En su cama adornada de encajes, el pequeño Delfín, más blanco que los almohadones sobre los que está tendido, descansa con los ojos cerrados. Parece dormido, pero no lo está. El pequeño Delfín no duerme... Se vuelve hacia su madre y, viendo que llora dice:

- Mi señora reina, ¿por qué lloraís? ¿Creéis acaso que me voy a morir?

La reina quiere responder. Los sollozos le impiden hablar.

- No lloreís, mi señora reina; olvidaís que soy el Delfín, y que los Delfines no pueden morir así...

La reina solloza aún más fuerte y el pequeño Delfín empieza a espantarse.

- ¡Eh! - dice -, no quiero que la muerte venga a buscarme y sabré cómo impedir que llegue hasta aquí... Que hagan venir al momento cuarenta lansquenetes vigorosos para montar la guardia en torno a nuestra cama... Que cien cañones vigilen de día y noche con la mecha encendida bajo nuestros balcones. ¡Y ay de la muerte si se atreve a acercarse a nos!

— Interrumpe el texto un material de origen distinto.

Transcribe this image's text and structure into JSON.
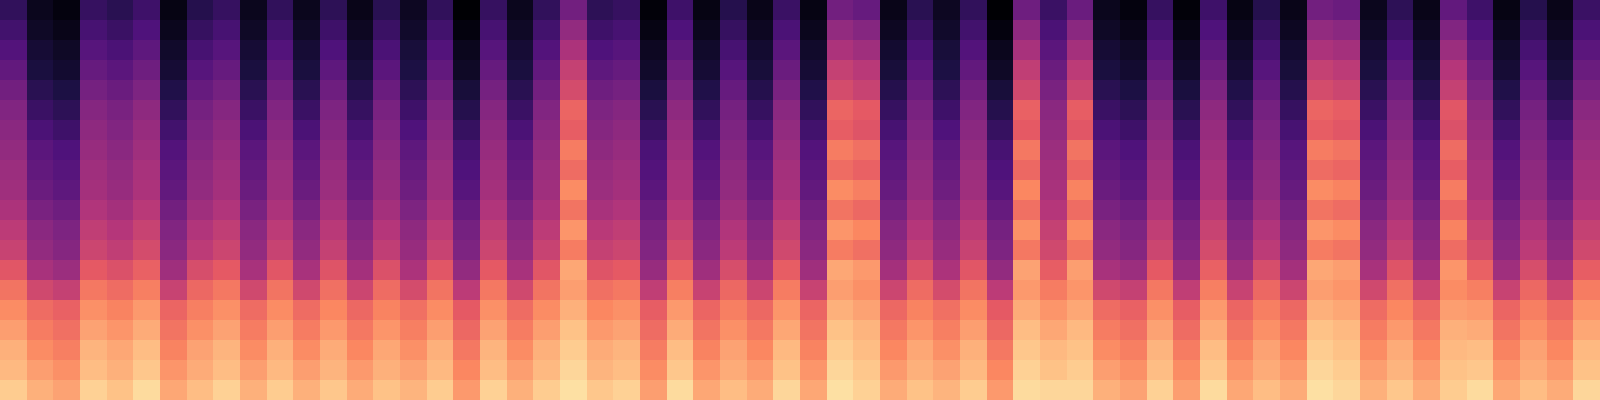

Para complacer al niño, la reina hace una señal. Al momento se oyen los cañones rodando por el patio; y cuarenta recios lansquenetes, empuñando sus partesanas, acuden a situarse alrededor de la habitación. Son viejos soldados con bigotes grises. El pequeño Delfín palmotea al verlos. Reconoce a uno y le llama:

- ¡Lorenés! ¡Lorenés!

El soldadote da un paso hacia la cama:

- Te quiero mucho, mi viejo Lorenés... Déjame ver tu gran sable... Si la muerte quiere llevarme, habrá que matarla, ¿no es cierto?

Lorenés responde:

- Sí, monseñor.

Y dos lagrimones se deslizan por sus mejillas curtidas.

En aquel momento, el capellán se acerca al pequeño Delfín y le habla largo rato en voz baja mostrándole un crucifijo. El pequeño Delfín le escucha muy sorprendido, y luego, de repente, le interrumpe:

- Comprende perfectamente lo que me dice, señor cura; pero, en fin, ¿no podría morir mi amigo Beppo en mi lugar dándole mucho dinero?...

El capellán continúa hablándole en voz baja y el pequeño Delfín se muestra cada vez más sorprendido.

Cuando el capellán a terminado, el pequeño Delfín prosigue con un suspiro:

- Todo esto que me dice es muy triste, señor cura; pero hay una cosa que me consuela, y es que allá arriba, en el paraíso de las estrellas, seguiré siendo el Delfín... Sé que Dios es mi primo y no puede dejar de tratarme de acuerdo con mi rango.

Luego añade, volviéndose hacia su madre:

- Que me traigan mis mejores vestidos, mi jubón de armiño blanco y mis escarpines de terciopelo. Quiero ponerme guapo para los ángeles y entrar en el paraíso vestido de Delfín.

Por tercera vez el Capellán se inclina hacia el pequeño Delfín y le habla largamente en voz baja... En medio del discurso, el niño real lo interrumpe colérico:

- ¡Entonces - exclama -, ser Delfín no cuenta para nada!

Y, sin querer oír más, el pequeño Delfín, vuelto hacia la pared, llora amargamente.